Molecular biology often seems like it leaves nothing to chance: signal A triggers reaction B, which activates enzyme C and silences gene D—leading cells to divide, differentiate, or die. But chance does sometimes meddle with molecular biology, as shown for instance by the apparently random inactivation (silencing) of the X chromosome. Indeed, in mammals, one copy of the X chromosome becomes silent early in the development of female embryos. As a result, female cells, which have two X chromosomes, produce the same amount of X-encoded molecules as male cells, which have only one. But while male cells have no choice as to which X to keep active, female cells do. That they leave that decision to chance is illustrated by the fact that female tissues are mosaics of cells with either the paternal or the maternal X chromosome in the silent state.

Precisely when chance comes into play during X inactivation is unclear. The prevailing theory is that the X chromosomes of female embryos are equivalent until the onset of inactivation, at which point the chromosomes' fates as active (Xa) or inactive (Xi) become sealed through chance selection. But Susanna Mlynarczyk-Evans, Barbara Panning, and colleagues challenge this theory with a new study that shows that X chromosomes oscillate between two states with different potentials for inactivation before they commit to the Xa or Xi fate. Their observations suggest that random X inactivation reflects a much earlier randomization of X chromosome states than previously thought.

Mlynarczyk-Evans, Panning, and colleagues studied mouse embryonic stem (ES) cells, which mimic in culture the early growing stages of embryonic development, before differentiation triggers X inactivation. Using fluorescent probes specific to various X-encoded genes, the researchers observed that in approximately half of female ES cells, a gene would appear as a single spot (S) on one X and a doublet (D) on the other. Moreover, nearby genes on the same chromosome most often displayed the same S or D status. In any culture of actively dividing cells, one might expect a gene to appear as a singlet before DNA replication, and a doublet after replication. But using a variety of tests, the researchers demonstrated that S signals persisted after X chromosome replication. On the other hand, S signals were sensitive to experimental procedure, and split into two when cells underwent a staining protocol known to disrupt chromosome architecture. The researchers concluded that the X chromosomes of proliferating, undifferentiated ES cells exist in two different physical states.

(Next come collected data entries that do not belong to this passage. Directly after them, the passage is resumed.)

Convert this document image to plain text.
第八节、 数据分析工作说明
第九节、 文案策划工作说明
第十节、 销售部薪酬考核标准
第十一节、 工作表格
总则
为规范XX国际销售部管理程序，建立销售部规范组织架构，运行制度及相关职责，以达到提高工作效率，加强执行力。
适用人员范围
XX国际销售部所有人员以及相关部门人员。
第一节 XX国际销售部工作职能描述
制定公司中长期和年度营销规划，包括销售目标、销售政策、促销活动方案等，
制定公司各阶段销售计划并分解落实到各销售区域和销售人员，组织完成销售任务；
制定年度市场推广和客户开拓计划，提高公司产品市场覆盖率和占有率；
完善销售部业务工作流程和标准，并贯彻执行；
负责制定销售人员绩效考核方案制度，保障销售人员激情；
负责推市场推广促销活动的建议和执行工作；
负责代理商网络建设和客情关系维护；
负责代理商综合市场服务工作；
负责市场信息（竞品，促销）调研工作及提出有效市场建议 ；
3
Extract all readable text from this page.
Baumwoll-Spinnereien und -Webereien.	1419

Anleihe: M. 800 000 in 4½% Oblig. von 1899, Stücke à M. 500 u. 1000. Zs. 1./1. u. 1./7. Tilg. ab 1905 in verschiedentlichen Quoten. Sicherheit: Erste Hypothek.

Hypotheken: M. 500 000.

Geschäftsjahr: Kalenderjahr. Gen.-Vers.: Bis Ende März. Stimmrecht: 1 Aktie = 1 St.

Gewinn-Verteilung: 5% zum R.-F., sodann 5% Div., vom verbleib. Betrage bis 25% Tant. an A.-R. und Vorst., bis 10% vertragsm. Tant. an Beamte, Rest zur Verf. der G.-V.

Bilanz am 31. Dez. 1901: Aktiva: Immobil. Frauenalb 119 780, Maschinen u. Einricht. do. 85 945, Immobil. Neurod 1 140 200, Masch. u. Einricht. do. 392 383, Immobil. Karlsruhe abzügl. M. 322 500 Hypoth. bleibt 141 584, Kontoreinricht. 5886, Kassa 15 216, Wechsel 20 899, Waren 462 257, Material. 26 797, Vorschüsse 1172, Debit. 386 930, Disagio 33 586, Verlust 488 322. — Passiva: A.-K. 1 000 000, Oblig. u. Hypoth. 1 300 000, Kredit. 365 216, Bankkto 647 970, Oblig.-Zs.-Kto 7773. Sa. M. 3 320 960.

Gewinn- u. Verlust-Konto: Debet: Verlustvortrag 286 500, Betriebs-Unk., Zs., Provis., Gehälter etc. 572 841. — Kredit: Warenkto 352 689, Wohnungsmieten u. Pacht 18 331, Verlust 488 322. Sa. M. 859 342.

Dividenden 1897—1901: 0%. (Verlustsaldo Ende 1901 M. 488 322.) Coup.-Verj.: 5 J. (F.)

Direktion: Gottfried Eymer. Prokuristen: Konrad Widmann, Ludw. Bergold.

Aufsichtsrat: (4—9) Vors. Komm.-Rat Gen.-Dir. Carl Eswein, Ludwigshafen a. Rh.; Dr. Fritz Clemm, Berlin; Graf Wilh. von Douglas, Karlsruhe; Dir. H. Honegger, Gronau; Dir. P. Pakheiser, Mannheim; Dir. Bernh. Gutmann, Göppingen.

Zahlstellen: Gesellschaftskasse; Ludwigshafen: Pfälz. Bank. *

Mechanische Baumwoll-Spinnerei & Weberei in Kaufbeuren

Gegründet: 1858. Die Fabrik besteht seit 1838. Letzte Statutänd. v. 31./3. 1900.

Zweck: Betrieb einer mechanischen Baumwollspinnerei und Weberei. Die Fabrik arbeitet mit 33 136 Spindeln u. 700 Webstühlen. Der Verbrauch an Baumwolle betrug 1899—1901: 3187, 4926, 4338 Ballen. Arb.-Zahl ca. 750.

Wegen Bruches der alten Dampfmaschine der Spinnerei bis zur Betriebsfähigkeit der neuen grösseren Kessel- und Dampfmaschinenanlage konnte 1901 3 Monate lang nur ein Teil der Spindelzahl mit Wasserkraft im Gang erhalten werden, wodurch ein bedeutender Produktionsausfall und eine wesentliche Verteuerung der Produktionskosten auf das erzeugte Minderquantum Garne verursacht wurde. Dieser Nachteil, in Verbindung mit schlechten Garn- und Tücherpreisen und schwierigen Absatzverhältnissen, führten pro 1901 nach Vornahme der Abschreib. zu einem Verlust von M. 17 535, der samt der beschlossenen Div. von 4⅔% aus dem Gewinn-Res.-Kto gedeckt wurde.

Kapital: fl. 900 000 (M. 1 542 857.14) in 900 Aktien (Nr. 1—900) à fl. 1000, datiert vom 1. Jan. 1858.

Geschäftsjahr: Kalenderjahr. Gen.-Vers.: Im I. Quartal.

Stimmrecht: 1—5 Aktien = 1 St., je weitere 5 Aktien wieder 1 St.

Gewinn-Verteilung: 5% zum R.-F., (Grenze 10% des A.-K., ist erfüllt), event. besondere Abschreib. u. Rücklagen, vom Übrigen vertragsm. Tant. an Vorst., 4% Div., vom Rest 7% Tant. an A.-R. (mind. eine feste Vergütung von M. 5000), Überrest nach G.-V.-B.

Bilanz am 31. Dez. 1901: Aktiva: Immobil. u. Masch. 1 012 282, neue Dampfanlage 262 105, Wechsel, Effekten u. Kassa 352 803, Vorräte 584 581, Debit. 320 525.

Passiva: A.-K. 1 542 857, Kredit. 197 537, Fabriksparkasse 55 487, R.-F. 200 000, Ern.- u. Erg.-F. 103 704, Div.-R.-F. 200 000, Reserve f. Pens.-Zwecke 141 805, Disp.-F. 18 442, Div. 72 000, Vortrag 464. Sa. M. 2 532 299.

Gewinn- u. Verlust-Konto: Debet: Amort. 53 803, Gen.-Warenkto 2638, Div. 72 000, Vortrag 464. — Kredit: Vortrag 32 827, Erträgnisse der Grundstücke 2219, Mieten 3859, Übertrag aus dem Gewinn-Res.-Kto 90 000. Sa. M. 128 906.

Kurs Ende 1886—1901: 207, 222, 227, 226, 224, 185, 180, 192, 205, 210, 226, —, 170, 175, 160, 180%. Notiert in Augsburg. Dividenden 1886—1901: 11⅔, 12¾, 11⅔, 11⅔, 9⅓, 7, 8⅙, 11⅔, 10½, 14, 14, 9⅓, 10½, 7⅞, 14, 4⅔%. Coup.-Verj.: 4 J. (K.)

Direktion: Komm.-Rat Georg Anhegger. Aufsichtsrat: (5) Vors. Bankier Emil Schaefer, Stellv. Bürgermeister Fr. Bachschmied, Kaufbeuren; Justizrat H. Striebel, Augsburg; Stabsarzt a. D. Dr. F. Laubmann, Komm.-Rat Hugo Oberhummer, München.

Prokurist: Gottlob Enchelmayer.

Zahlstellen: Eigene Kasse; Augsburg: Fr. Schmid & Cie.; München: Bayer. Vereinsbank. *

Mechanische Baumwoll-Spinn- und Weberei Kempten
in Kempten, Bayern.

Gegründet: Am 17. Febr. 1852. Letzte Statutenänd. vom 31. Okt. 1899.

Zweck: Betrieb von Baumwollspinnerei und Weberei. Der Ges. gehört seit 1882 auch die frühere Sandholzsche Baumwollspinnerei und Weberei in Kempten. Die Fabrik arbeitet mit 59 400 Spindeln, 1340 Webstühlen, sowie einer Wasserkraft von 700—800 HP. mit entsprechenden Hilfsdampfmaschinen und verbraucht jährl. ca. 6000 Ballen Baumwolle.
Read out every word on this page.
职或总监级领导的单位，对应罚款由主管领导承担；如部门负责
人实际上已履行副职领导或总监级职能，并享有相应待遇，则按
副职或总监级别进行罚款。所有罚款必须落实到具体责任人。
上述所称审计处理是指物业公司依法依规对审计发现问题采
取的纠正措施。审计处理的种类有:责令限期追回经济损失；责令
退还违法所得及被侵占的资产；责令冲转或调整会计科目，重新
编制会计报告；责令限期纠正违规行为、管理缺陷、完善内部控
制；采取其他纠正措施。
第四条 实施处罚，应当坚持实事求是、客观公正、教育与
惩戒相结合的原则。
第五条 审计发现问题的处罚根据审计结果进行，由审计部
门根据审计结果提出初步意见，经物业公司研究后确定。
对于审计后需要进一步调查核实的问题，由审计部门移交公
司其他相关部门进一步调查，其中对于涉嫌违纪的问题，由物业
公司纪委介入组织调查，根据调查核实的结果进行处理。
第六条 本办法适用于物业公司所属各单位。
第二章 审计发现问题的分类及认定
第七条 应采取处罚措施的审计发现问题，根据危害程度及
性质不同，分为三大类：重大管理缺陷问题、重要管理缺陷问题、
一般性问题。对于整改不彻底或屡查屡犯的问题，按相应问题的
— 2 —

Curious about what these different states might portend, the researchers repeated their experiments in ES cells carrying various mutations that bias X inactivation. For instance, in cells that harbor a wild-type X and an X mutant for the Xist gene, the wild-type X always becomes the Xi. In a large proportion of such cells, the researchers saw that the wild-type X had mostly D signals, and the mutant mostly S signals. Similar biases were observed with other mutations, suggesting that S and D signals (and the different physical states they reveal) might be early markers of the Xi and Xa fate.

But if wild-type X chromosomes are already predisposed for a future Xi or Xa fate before inactivation begins, how is randomness achieved? A possible answer to that question is that pre-inactivation states are unstable. To address this possibility, the researchers established cultures from single ES cells that harbored two wild-type chromosomes, one of which was easily distinguished from the other because it had fused to Chromosome 2. Each founder cell presumably carried either the normal or the fused X in the pre-Xi or pre-Xa state. Yet, in the progeny of each founder, both chromosomes were found in either state in equal proportions. Hence, X chromosomes seem able to switch from one state to the other during cell divisions, quickly achieving a random distribution of the pre-Xi and pre-Xa states.

Mlynarczyk-Evans, Panning, and colleagues do not yet understand the biochemical mechanisms that allow X chromosomes to switch states coordinately in dividing ES cells. But their observations suggest that the differentiation signal that triggers X inactivation might not initiate randomness, but simply stabilize the state of already randomized, shape-shifting chromosomes.